Cecil Spaceport has had engine tests, is developing a mission control tower and is bringing on more contractors who want to use the facility to provide horizontal launches for orbital and sub-orbital space flight. Horizontal launches are similar to airplane takeoffs.
Since operations continued through the coronavirus pandemic with no layoffs of its modest staff of less than a dozen workers, Cecil Spaceport is on pace to see launches into space by the end of this year.
The spaceport is the only federally licensed horizontal commercial spaceport on the east coast of the United States. The facility has 150 acres of operational area located on the 17,000 acre JAA Cecil Airport property.
The SpaceX launches helped drum up public interest, but Todd Lindner, director of Cecil Spaceport, said the operations are focused, and the company is moving ahead regardless of what’s happening at Cape Canaveral.
A space rocket motor was test fired at Cecil Spaceport in December for the purposes of research and development by contractor Ursa Major Technologies Inc., out of Denver, Colo. The test itself was conducted by another contractor, Generation Orbit.
Meanwhile, Lindner said a new air traffic control tower nears completion and when that’s done, the spaceport’s mission control facilities will be operational.
“Nothing came to a halt [during the COVID-19 crisis], but things slowed down from an operational perspective,” Lindner said. “As far as moving forward with negotiating terms of air space letters of agreement and working toward accommodating launch operations, that continued. “
Technically speaking, Lindner said Cecil Spaceport could begin launches now for defense and communications contractors placing hardware in orbit.

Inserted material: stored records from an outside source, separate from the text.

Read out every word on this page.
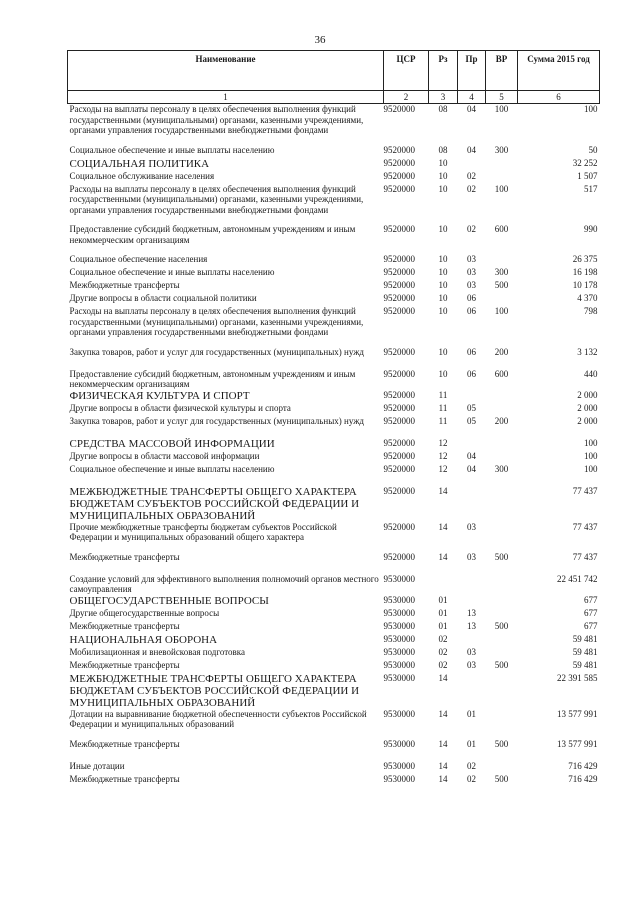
36
Наименование	ЦСР	Рз	Пр	ВР	Сумма 2015 год
1	2	3	4	5	6
Расходы на выплаты персоналу в целях обеспечения выполнения функций государственными (муниципальными) органами, казенными учреждениями, органами управления государственными внебюджетными фондами	9520000	08	04	100	100

Социальное обеспечение и иные выплаты населению	9520000	08	04	300	50
СОЦИАЛЬНАЯ ПОЛИТИКА	9520000	10			32 252
Социальное обслуживание населения	9520000	10	02		1 507
Расходы на выплаты персоналу в целях обеспечения выполнения функций государственными (муниципальными) органами, казенными учреждениями, органами управления государственными внебюджетными фондами	9520000	10	02	100	517

Предоставление субсидий бюджетным, автономным учреждениям и иным некоммерческим организациям	9520000	10	02	600	990

Социальное обеспечение населения	9520000	10	03		26 375
Социальное обеспечение и иные выплаты населению	9520000	10	03	300	16 198
Межбюджетные трансферты	9520000	10	03	500	10 178
Другие вопросы в области социальной политики	9520000	10	06		4 370
Расходы на выплаты персоналу в целях обеспечения выполнения функций государственными (муниципальными) органами, казенными учреждениями, органами управления государственными внебюджетными фондами	9520000	10	06	100	798

Закупка товаров, работ и услуг для государственных (муниципальных) нужд	9520000	10	06	200	3 132

Предоставление субсидий бюджетным, автономным учреждениям и иным некоммерческим организациям	9520000	10	06	600	440
ФИЗИЧЕСКАЯ КУЛЬТУРА И СПОРТ	9520000	11			2 000
Другие вопросы в области физической культуры и спорта	9520000	11	05		2 000
Закупка товаров, работ и услуг для государственных (муниципальных) нужд	9520000	11	05	200	2 000

СРЕДСТВА МАССОВОЙ ИНФОРМАЦИИ	9520000	12			100
Другие вопросы в области массовой информации	9520000	12	04		100
Социальное обеспечение и иные выплаты населению	9520000	12	04	300	100

МЕЖБЮДЖЕТНЫЕ ТРАНСФЕРТЫ ОБЩЕГО ХАРАКТЕРА БЮДЖЕТАМ СУБЪЕКТОВ РОССИЙСКОЙ ФЕДЕРАЦИИ И МУНИЦИПАЛЬНЫХ ОБРАЗОВАНИЙ	9520000	14			77 437
Прочие межбюджетные трансферты бюджетам субъектов Российской Федерации и муниципальных образований общего характера	9520000	14	03		77 437

Межбюджетные трансферты	9520000	14	03	500	77 437

Создание условий для эффективного выполнения полномочий органов местного самоуправления	9530000				22 451 742
ОБЩЕГОСУДАРСТВЕННЫЕ ВОПРОСЫ	9530000	01			677
Другие общегосударственные вопросы	9530000	01	13		677
Межбюджетные трансферты	9530000	01	13	500	677
НАЦИОНАЛЬНАЯ ОБОРОНА	9530000	02			59 481
Мобилизационная и вневойсковая подготовка	9530000	02	03		59 481
Межбюджетные трансферты	9530000	02	03	500	59 481
МЕЖБЮДЖЕТНЫЕ ТРАНСФЕРТЫ ОБЩЕГО ХАРАКТЕРА БЮДЖЕТАМ СУБЪЕКТОВ РОССИЙСКОЙ ФЕДЕРАЦИИ И МУНИЦИПАЛЬНЫХ ОБРАЗОВАНИЙ	9530000	14			22 391 585
Дотации на выравнивание бюджетной обеспеченности субъектов Российской Федерации и муниципальных образований	9530000	14	01		13 577 991

Межбюджетные трансферты	9530000	14	01	500	13 577 991

Иные дотации	9530000	14	02		716 429
Межбюджетные трансферты	9530000	14	02	500	716 429
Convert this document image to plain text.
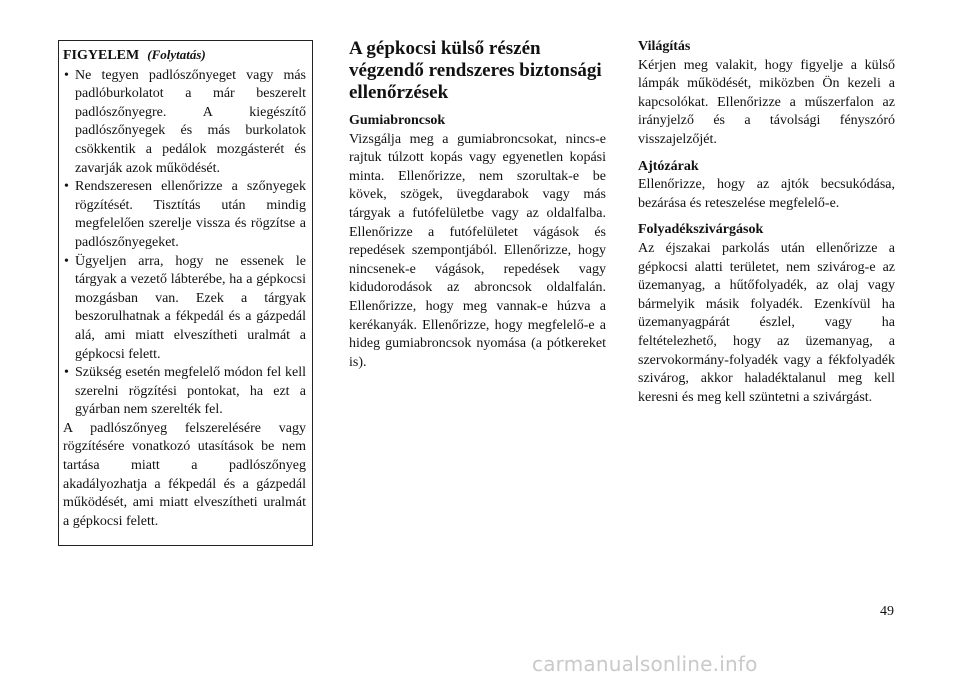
FIGYELEM (Folytatás)

• Ne tegyen padlószőnyeget vagy más padlóburkolatot a már beszerelt padlószőnyegre. A kiegészítő padlószőnyegek és más burkolatok csökkentik a pedálok mozgásterét és zavarják azok működését.
• Rendszeresen ellenőrizze a szőnyegek rögzítését. Tisztítás után mindig megfelelően szerelje vissza és rögzítse a padlószőnyegeket.
• Ügyeljen arra, hogy ne essenek le tárgyak a vezető lábterébe, ha a gépkocsi mozgásban van. Ezek a tárgyak beszorulhatnak a fékpedál és a gázpedál alá, ami miatt elveszítheti uralmát a gépkocsi felett.
• Szükség esetén megfelelő módon fel kell szerelni rögzítési pontokat, ha ezt a gyárban nem szerelték fel.

A padlószőnyeg felszerelésére vagy rögzítésére vonatkozó utasítások be nem tartása miatt a padlószőnyeg akadályozhatja a fékpedál és a gázpedál működését, ami miatt elveszítheti uralmát a gépkocsi felett.

A gépkocsi külső részén végzendő rendszeres biztonsági ellenőrzések

Gumiabroncsok

Vizsgálja meg a gumiabroncsokat, nincs-e rajtuk túlzott kopás vagy egyenetlen kopási minta. Ellenőrizze, nem szorultak-e be kövek, szögek, üvegdarabok vagy más tárgyak a futófelületbe vagy az oldalfalba. Ellenőrizze a futófelületet vágások és repedések szempontjából. Ellenőrizze, hogy nincsenek-e vágások, repedések vagy kidudorodások az abroncsok oldalfalán. Ellenőrizze, hogy meg vannak-e húzva a kerékanyák. Ellenőrizze, hogy megfelelő-e a hideg gumiabroncsok nyomása (a pótkereket is).

Világítás

Kérjen meg valakit, hogy figyelje a külső lámpák működését, miközben Ön kezeli a kapcsolókat. Ellenőrizze a műszerfalon az irányjelző és a távolsági fényszóró visszajelzőjét.

Ajtózárak

Ellenőrizze, hogy az ajtók becsukódása, bezárása és reteszelése megfelelő-e.

Folyadékszivárgások

Az éjszakai parkolás után ellenőrizze a gépkocsi alatti területet, nem szivárog-e az üzemanyag, a hűtőfolyadék, az olaj vagy bármelyik másik folyadék. Ezenkívül ha üzemanyagpárát észlel, vagy ha feltételezhető, hogy az üzemanyag, a szervokormány-folyadék vagy a fékfolyadék szivárog, akkor haladéktalanul meg kell keresni és meg kell szüntetni a szivárgást.

49
carmanualsonline.info
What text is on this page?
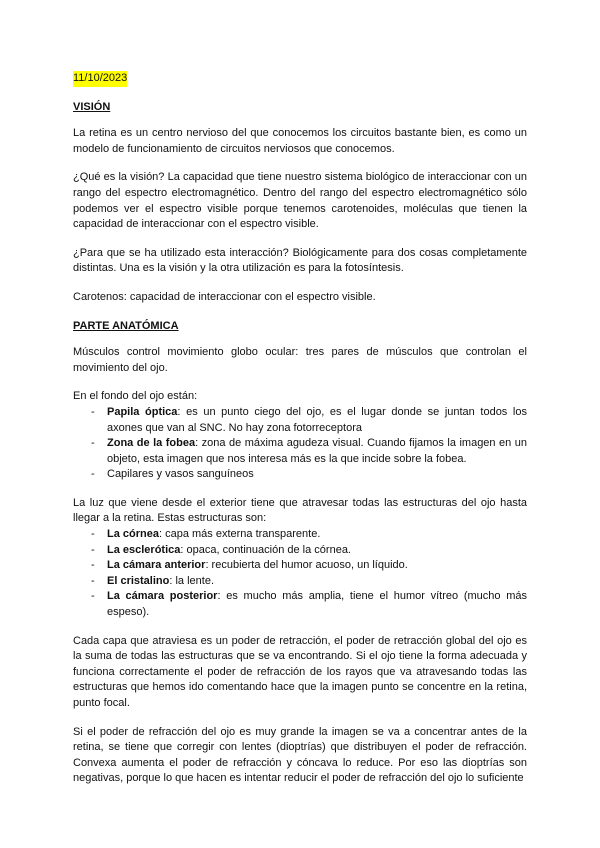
11/10/2023
VISIÓN

La retina es un centro nervioso del que conocemos los circuitos bastante bien, es como un modelo de funcionamiento de circuitos nerviosos que conocemos.

¿Qué es la visión? La capacidad que tiene nuestro sistema biológico de interaccionar con un rango del espectro electromagnético. Dentro del rango del espectro electromagnético sólo podemos ver el espectro visible porque tenemos carotenoides, moléculas que tienen la capacidad de interaccionar con el espectro visible.

¿Para que se ha utilizado esta interacción? Biológicamente para dos cosas completamente distintas. Una es la visión y la otra utilización es para la fotosíntesis.

Carotenos: capacidad de interaccionar con el espectro visible.

PARTE ANATÓMICA

Músculos control movimiento globo ocular: tres pares de músculos que controlan el movimiento del ojo.

En el fondo del ojo están:

- Papila óptica: es un punto ciego del ojo, es el lugar donde se juntan todos los axones que van al SNC. No hay zona fotorreceptora
- Zona de la fobea: zona de máxima agudeza visual. Cuando fijamos la imagen en un objeto, esta imagen que nos interesa más es la que incide sobre la fobea.
- Capilares y vasos sanguíneos

La luz que viene desde el exterior tiene que atravesar todas las estructuras del ojo hasta llegar a la retina. Estas estructuras son:

- La córnea: capa más externa transparente.
- La esclerótica: opaca, continuación de la córnea.
- La cámara anterior: recubierta del humor acuoso, un líquido.
- El cristalino: la lente.
- La cámara posterior: es mucho más amplia, tiene el humor vítreo (mucho más espeso).

Cada capa que atraviesa es un poder de retracción, el poder de retracción global del ojo es la suma de todas las estructuras que se va encontrando. Si el ojo tiene la forma adecuada y funciona correctamente el poder de refracción de los rayos que va atravesando todas las estructuras que hemos ido comentando hace que la imagen punto se concentre en la retina, punto focal.

Si el poder de refracción del ojo es muy grande la imagen se va a concentrar antes de la retina, se tiene que corregir con lentes (dioptrías) que distribuyen el poder de refracción. Convexa aumenta el poder de refracción y cóncava lo reduce. Por eso las dioptrías son negativas, porque lo que hacen es intentar reducir el poder de refracción del ojo lo suficiente
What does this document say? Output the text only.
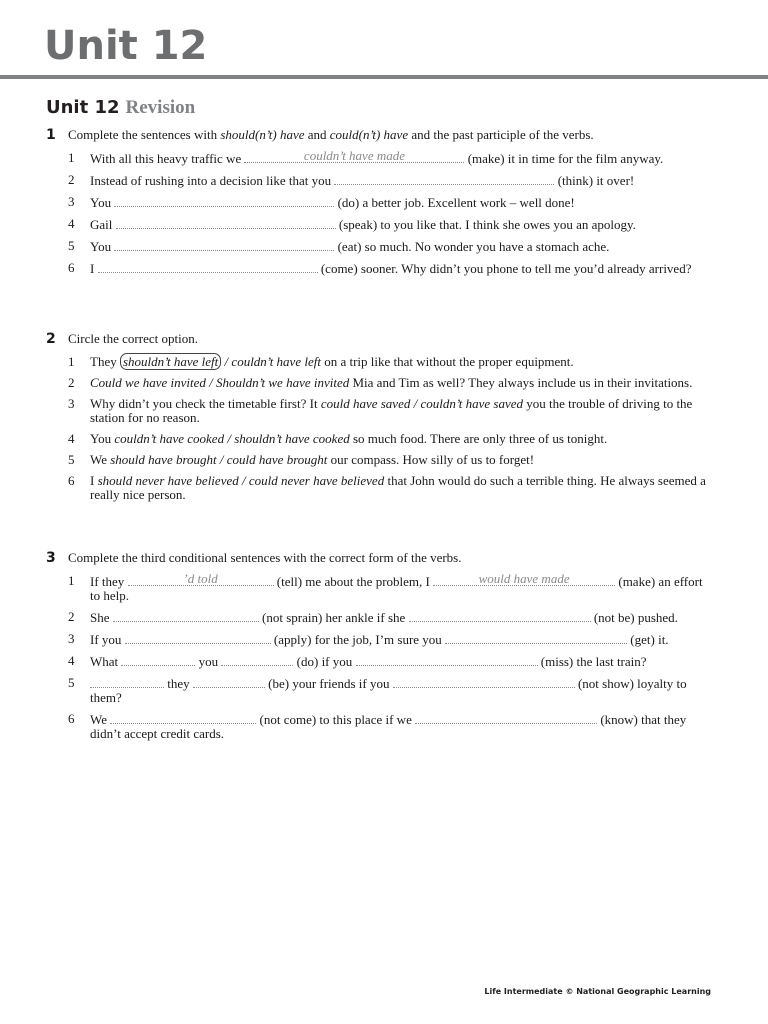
Unit 12
Unit 12 Revision
1 Complete the sentences with should(n’t) have and could(n’t) have and the past participle of the verbs.
1 With all this heavy traffic we	couldn’t have made	(make) it in time for the film anyway.
2 Instead of rushing into a decision like that you	(think) it over!
3 You	(do) a better job. Excellent work – well done!
4 Gail	(speak) to you like that. I think she owes you an apology.
5 You	(eat) so much. No wonder you have a stomach ache.
6 I	(come) sooner. Why didn’t you phone to tell me you’d already arrived?
2 Circle the correct option.
1 They shouldn’t have left / couldn’t have left on a trip like that without the proper equipment.
2 Could we have invited / Shouldn’t we have invited Mia and Tim as well? They always include us in their invitations.
3 Why didn’t you check the timetable first? It could have saved / couldn’t have saved you the trouble of driving to the station for no reason.
4 You couldn’t have cooked / shouldn’t have cooked so much food. There are only three of us tonight.
5 We should have brought / could have brought our compass. How silly of us to forget!
6 I should never have believed / could never have believed that John would do such a terrible thing. He always seemed a really nice person.
3 Complete the third conditional sentences with the correct form of the verbs.
1 If they	’d told	(tell) me about the problem, I	would have made	(make) an effort to help.
2 She	(not sprain) her ankle if she	(not be) pushed.
3 If you	(apply) for the job, I’m sure you	(get) it.
4 What	you	(do) if you	(miss) the last train?
5	they	(be) your friends if you	(not show) loyalty to them?
6 We	(not come) to this place if we	(know) that they didn’t accept credit cards.
Life Intermediate © National Geographic Learning
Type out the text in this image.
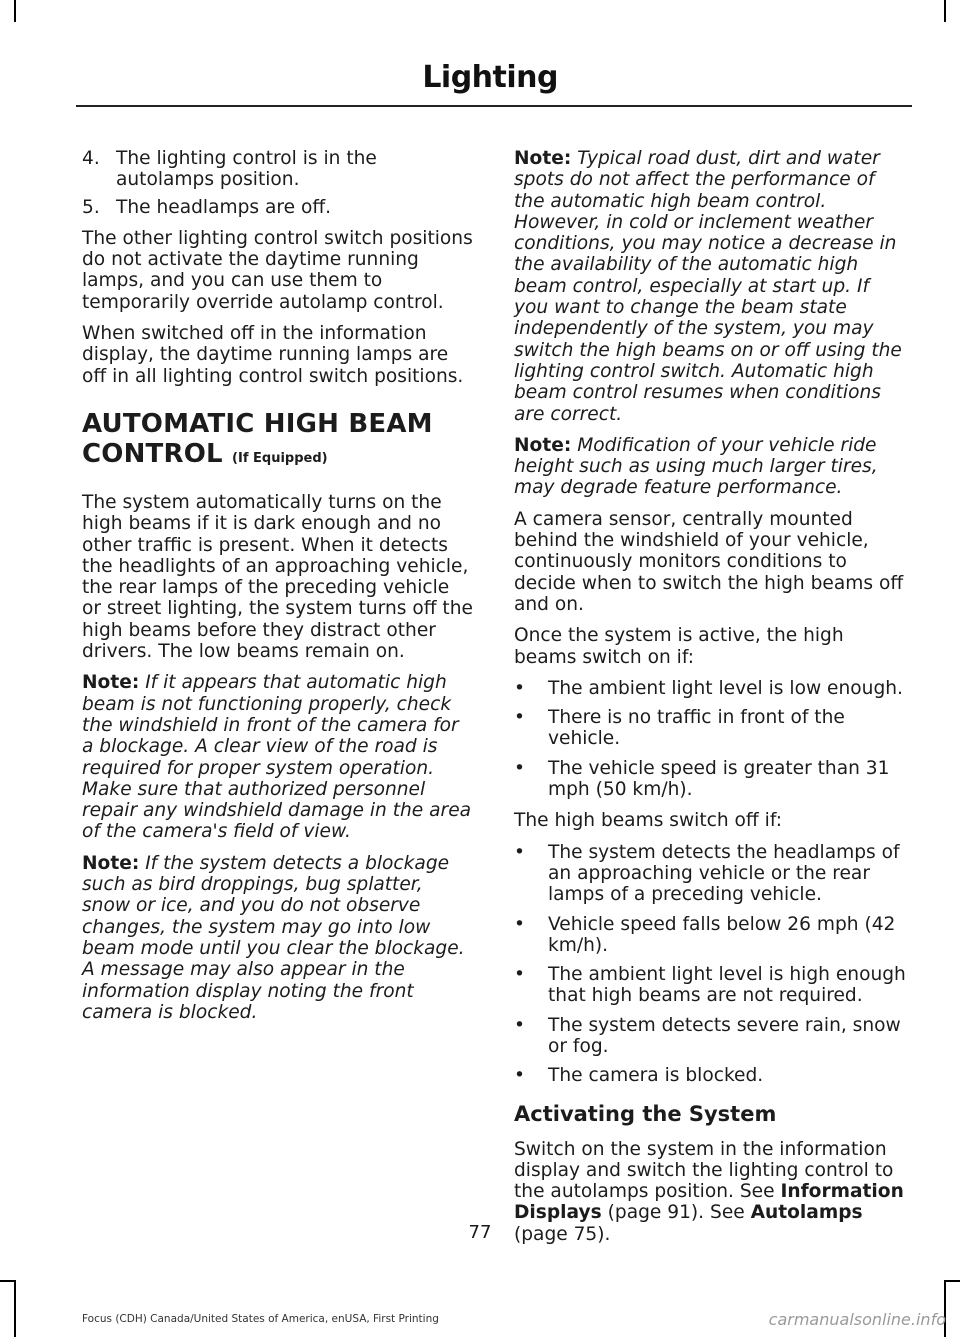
Lighting
4. The lighting control is in the autolamps position.
5. The headlamps are off.

The other lighting control switch positions do not activate the daytime running lamps, and you can use them to temporarily override autolamp control.

When switched off in the information display, the daytime running lamps are off in all lighting control switch positions.

AUTOMATIC HIGH BEAM CONTROL (If Equipped)

The system automatically turns on the high beams if it is dark enough and no other traffic is present. When it detects the headlights of an approaching vehicle, the rear lamps of the preceding vehicle or street lighting, the system turns off the high beams before they distract other drivers. The low beams remain on.

Note: If it appears that automatic high beam is not functioning properly, check the windshield in front of the camera for a blockage. A clear view of the road is required for proper system operation. Make sure that authorized personnel repair any windshield damage in the area of the camera's field of view.

Note: If the system detects a blockage such as bird droppings, bug splatter, snow or ice, and you do not observe changes, the system may go into low beam mode until you clear the blockage. A message may also appear in the information display noting the front camera is blocked.

Note: Typical road dust, dirt and water spots do not affect the performance of the automatic high beam control. However, in cold or inclement weather conditions, you may notice a decrease in the availability of the automatic high beam control, especially at start up. If you want to change the beam state independently of the system, you may switch the high beams on or off using the lighting control switch. Automatic high beam control resumes when conditions are correct.

Note: Modification of your vehicle ride height such as using much larger tires, may degrade feature performance.

A camera sensor, centrally mounted behind the windshield of your vehicle, continuously monitors conditions to decide when to switch the high beams off and on.

Once the system is active, the high beams switch on if:

• The ambient light level is low enough.
• There is no traffic in front of the vehicle.
• The vehicle speed is greater than 31 mph (50 km/h).

The high beams switch off if:

• The system detects the headlamps of an approaching vehicle or the rear lamps of a preceding vehicle.
• Vehicle speed falls below 26 mph (42 km/h).
• The ambient light level is high enough that high beams are not required.
• The system detects severe rain, snow or fog.
• The camera is blocked.
Activating the System

Switch on the system in the information display and switch the lighting control to the autolamps position. See Information Displays (page 91). See Autolamps (page 75).

77
Focus (CDH) Canada/United States of America, enUSA, First Printing	carmanualsonline.info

“We have the facilities to accommodate launch operations right now,” he said. “The one thing we don’t have is a formal payload preparation facility. So, we’re moving toward establishing payload preparation capabilities as well.”
VanLoh said contractors continue to call JAA officials regularly hoping to get in line for use of the spaceport.
“It’s exciting to hear about some of the interest and the cold calls we’ve gotten from companies that want to be involved or have a product they want to send into space. There’s a whole host of companies out there, military and civilian that know this is the future and are asking about our operations.” VanLoh said.
No dates have been set for the first launch, VanLoh said. Companies are guarding their schedules closely for competitive reasons.
Ultimately, Cecil Spaceport will eventually launch vehicles for space tourism.
“That’s a natural next step,” VanLoh said.